# Parts of an Expression

Algebraic expressions are combinations of variables , numbers, and at least one arithmetic operation.

For example, $2x+4y-9$ is an algebraic expression.

Term: Each expression is made up of terms. A term can be a signed number, a variable, or a constant multiplied by a variable or variables.

Factor: Something which is multiplied by something else. A factor can be a number, variable, term, or a longer expression. For example, the expression $7x\left(y+3\right)$ has three factors: $7$ , $x$ , and $\left(y+3\right)$ .

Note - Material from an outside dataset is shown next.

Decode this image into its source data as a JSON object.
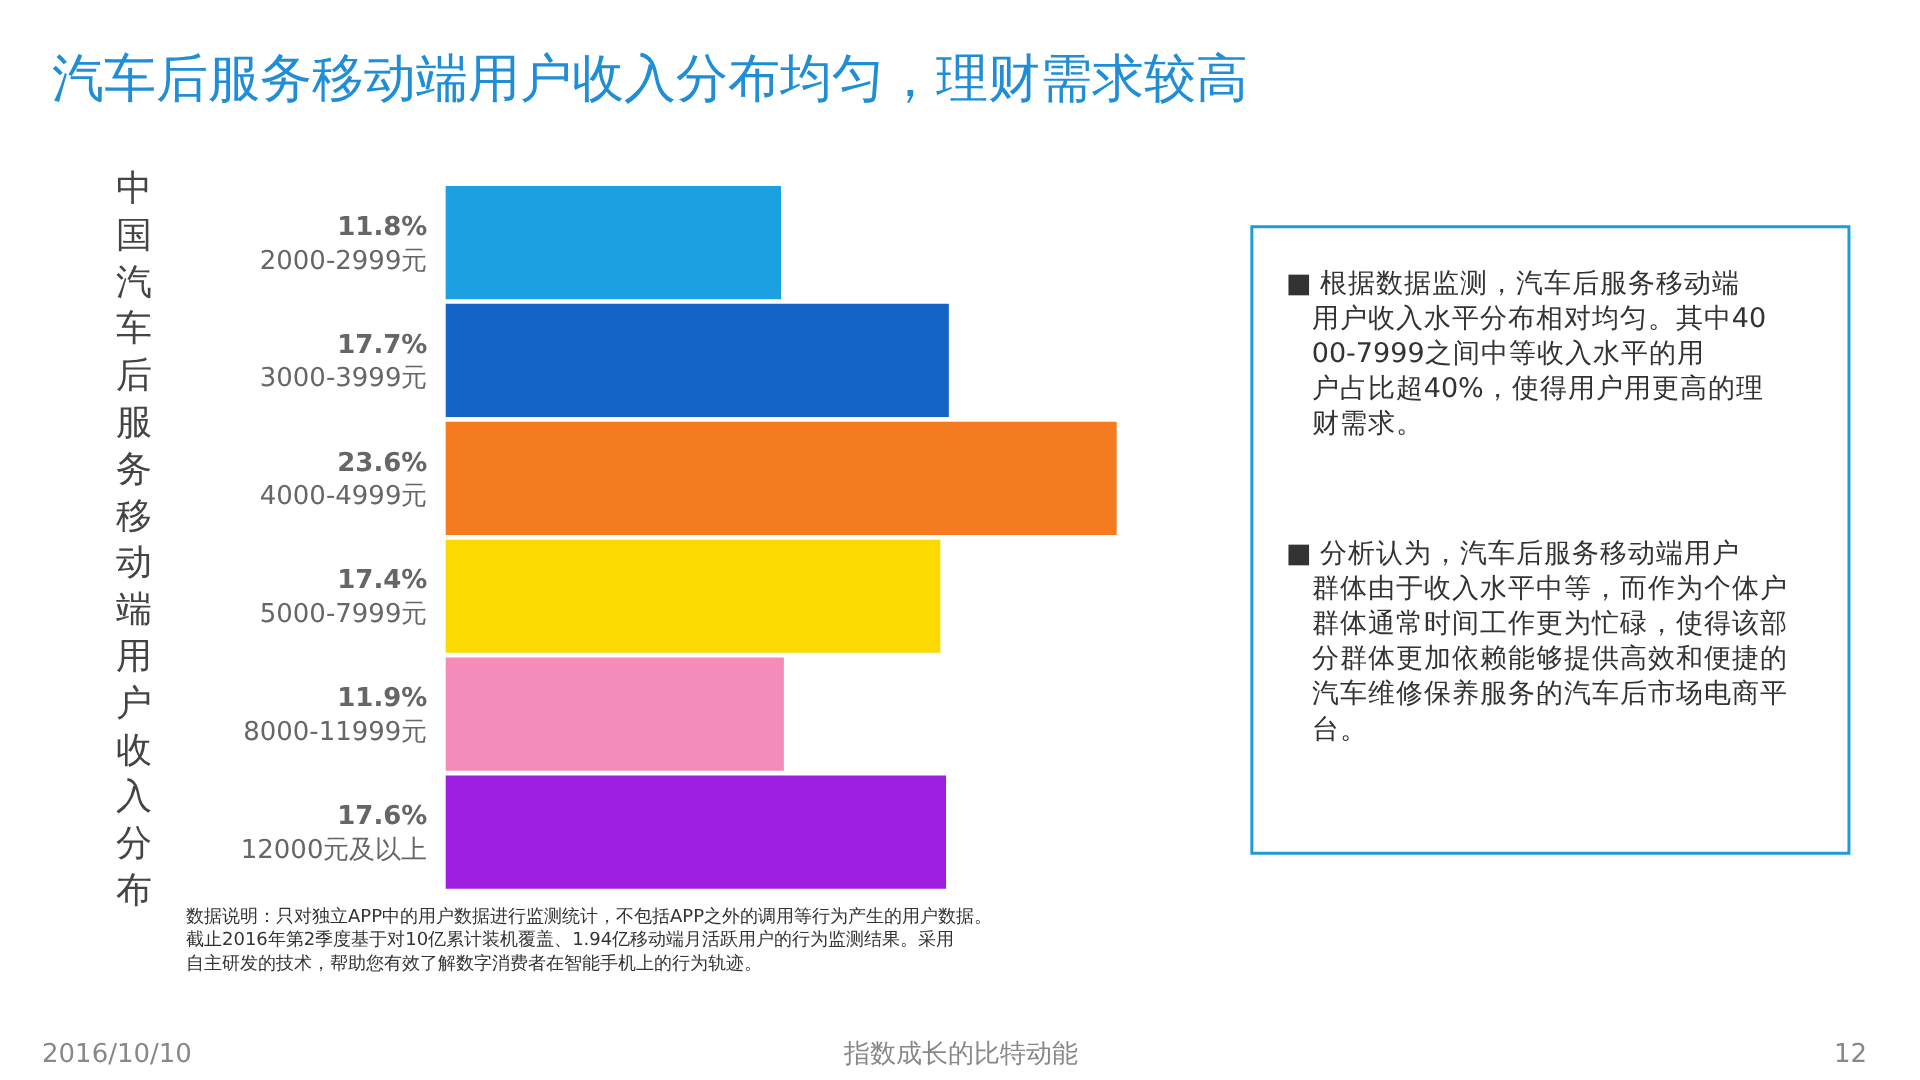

Coefficient: The numerical factor of a multiplication expression that contains a variable. Consider the expression in the figure above, $2x+4y-9$ . In the first term, $2x$ , the coefficient is $2$ : in the second term, $4y$ , the coefficient is $4$ .

Constant: A number that cannot change its value. In the expression $2x+4y-9$ , the term $9$ is a constant.

Like Terms: Terms that contain the same variables such as $2m$ , $6m$ or $3xy$ and $7xy$ . If an expression has more than one constant terms, those are also like terms.

 Expression Word Phrases $n+5$ Sum of a number and $5$ $m-7$ Difference of a number and $7$ $6x$ Product of $6$ and a number $y÷9$ Quotient of a number and $9$

Example:

Identify the terms, like terms, coefficients, and constants in the expression.

$9m-5n+2+m-7$

First, we can rewrite the subtractions as additions.

$9m-5n+2+m-7=9m+\left(-5n\right)+2+m+\left(-7\right)$

So, the terms are $9m$ , $\left(-5n\right)$ , $m$ , $2$ , and $\left(-7\right)$ .

Like terms are terms that contain the same variables.

$9m$ and $9m$ are a pair of like terms . The constant terms $2$ and $-7$ are also like terms.

Coefficients are the numerical parts of a term that contains a variable.

So, here the coefficients are $9$ , $\left(-5\right)$ , and $1$ . ( $1$ is the coefficient of the term $m$ .)

The constant terms are the terms with no variables, in this case $2$ and $-7$ .

Algebraic expressions must be written and interpreted carefully. The algebraic expression $5\left(x+9\right)$ is not equivalent to the algebraic expression, $5x+9$ .

See the difference between the two expressions in the table below.

 Word Phrases Algebraic Expression Five times the sum of a number and nine $5\left(x+9\right)$ Nine more than five times a number $5x+9$

In writing expressions for unknown quantities, we often use standard formulas. For example, the algebraic expression for "the distance if the rate is $50$ miles per hour and the time is $T$ hours" is $D=50T$ (using the formula $D=RT$ ).

An expression like ${x}^{n}$ is called a power. Here $x$ is the base, and $n$ is the exponent. The exponent is the number of times the base is used as a factor. The word phrase for this expression is " $x$ to the ${n}^{\text{th}}$ power."

Here are some of the examples of using exponents.

 Word Phrases Algebraic Expression Seven times $m$ to the fourth power $7{m}^{4}$ The sum of $x$ squared and $12$ times of $y$ ${x}^{2}+12y$ $x$ cubed times $y$ to the sixth power ${x}^{3}\cdot {y}^{6}$